Ma secondo te perché le società non prederebbero quell’atleta? È solo una questione economica, perché in Italia sotto questo punto di vista è sempre più difficile. O c’è altro?
Io penso sia una cultura sportiva generale. Non è colpa né della Federazione, né della singola società, ma di una cultura sportiva più generale che dovrebbe essere più trasversale. Non so, penso alla sprinter canadese che si è ritrovata alle Olimpiadi quando fino a pochissimi anni prima giocava a calcio. Le hanno fatto dei test fisico/sportivi e hanno visto che poteva essere adatta alla velocità su pista nel ciclismo.
Chiaro…
È vero, ci sono meno bambini e molti più sport tra cui scegliere. È normale avere meno atleti disponibili rispetto a prima. Ma proprio per questo dobbiamo essere pronti a intercettare chi vuole provare il ciclismo, anche più avanti. In questo, serve una cultura sportiva trasversale, che parta dalle scuole e coinvolga tutti gli sport, come accade in paesi come la Slovenia appunto.

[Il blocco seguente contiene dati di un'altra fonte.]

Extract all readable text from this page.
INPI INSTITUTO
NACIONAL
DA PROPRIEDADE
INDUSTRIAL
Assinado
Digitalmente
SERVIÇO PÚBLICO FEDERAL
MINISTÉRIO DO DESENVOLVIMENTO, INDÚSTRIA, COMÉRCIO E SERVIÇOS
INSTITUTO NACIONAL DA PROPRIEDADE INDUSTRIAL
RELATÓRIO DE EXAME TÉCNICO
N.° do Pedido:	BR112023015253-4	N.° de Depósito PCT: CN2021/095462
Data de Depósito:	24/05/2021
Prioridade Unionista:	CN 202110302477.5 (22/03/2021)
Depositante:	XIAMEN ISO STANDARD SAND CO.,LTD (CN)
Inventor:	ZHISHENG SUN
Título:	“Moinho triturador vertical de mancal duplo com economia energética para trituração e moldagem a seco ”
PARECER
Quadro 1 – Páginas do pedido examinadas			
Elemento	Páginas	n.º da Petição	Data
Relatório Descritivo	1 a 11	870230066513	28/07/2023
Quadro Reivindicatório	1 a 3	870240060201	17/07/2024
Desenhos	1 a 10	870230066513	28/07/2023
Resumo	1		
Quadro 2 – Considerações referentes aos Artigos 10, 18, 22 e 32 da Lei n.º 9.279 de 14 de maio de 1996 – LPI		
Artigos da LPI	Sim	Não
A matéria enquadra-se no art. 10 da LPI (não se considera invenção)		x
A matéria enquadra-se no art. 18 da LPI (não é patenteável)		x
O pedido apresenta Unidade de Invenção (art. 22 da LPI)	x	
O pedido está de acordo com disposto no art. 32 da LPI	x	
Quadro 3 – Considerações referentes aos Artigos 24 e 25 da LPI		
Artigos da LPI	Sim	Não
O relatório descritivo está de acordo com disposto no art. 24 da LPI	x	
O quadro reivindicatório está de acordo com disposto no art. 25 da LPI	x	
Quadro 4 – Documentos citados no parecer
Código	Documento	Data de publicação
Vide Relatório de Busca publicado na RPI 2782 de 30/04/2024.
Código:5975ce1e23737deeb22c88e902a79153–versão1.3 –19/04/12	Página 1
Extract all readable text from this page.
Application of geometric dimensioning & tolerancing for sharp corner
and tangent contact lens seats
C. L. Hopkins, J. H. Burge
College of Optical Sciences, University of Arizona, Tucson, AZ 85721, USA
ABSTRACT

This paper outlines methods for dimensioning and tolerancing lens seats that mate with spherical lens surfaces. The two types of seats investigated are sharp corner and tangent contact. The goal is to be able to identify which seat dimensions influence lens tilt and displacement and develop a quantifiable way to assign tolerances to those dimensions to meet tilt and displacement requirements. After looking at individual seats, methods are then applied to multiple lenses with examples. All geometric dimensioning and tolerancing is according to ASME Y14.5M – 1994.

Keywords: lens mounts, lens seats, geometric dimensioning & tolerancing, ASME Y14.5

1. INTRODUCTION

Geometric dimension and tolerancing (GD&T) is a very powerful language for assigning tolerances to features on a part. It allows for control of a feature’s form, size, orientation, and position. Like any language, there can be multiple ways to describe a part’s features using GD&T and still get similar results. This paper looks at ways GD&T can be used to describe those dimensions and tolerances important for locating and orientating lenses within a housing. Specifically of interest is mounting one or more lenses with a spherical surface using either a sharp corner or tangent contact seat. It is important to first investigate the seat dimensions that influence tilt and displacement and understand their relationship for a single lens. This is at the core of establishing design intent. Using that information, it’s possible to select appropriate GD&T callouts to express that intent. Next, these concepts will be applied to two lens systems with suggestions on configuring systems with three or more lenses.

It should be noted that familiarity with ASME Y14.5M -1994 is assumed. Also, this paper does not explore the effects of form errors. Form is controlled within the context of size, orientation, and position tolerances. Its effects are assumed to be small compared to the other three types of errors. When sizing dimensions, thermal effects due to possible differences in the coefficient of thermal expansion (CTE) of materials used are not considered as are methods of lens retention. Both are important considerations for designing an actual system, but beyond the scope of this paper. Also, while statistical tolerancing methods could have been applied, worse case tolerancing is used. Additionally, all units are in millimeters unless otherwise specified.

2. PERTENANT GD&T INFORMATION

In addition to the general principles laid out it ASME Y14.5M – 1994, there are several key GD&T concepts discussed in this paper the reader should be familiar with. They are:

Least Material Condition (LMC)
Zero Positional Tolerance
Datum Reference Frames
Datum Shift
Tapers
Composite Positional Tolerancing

Una ragazza ti ha posto una domanda: era indecisa se fare l’intera stagione del cross in quanto aveva paura di arrivare stanca alla stagione su strada. Cosa le hai detto?
A occhio e croce poteva essere un’allieva. Le ho chiesto cosa le piacesse fare. Mi ha detto che ama il cross, e allora le ho detto di continuare a farlo. Dopo la stagione invernale, però, può fermarsi, recuperare, e iniziare la stagione su strada con calma, senza fretta, semplicemente entrando in gara qualche settimana dopo. Non bisogna avere paura di fermarsi per costruire una stagione con criterio.
Qual è stato alla fine il messaggio che volevi lasciare?
Sapere dove si vuole arrivare è fondamentale. È un concetto che vale nello sport e nella vita. Bisogna partire dall’obiettivo, analizzare il punto di partenza e costruire un percorso chiaro, usando tutti i mezzi a disposizione. Solo così si possono raggiungere traguardi importanti. Non bisogna guardare al breve termine… alla corsa della domenica.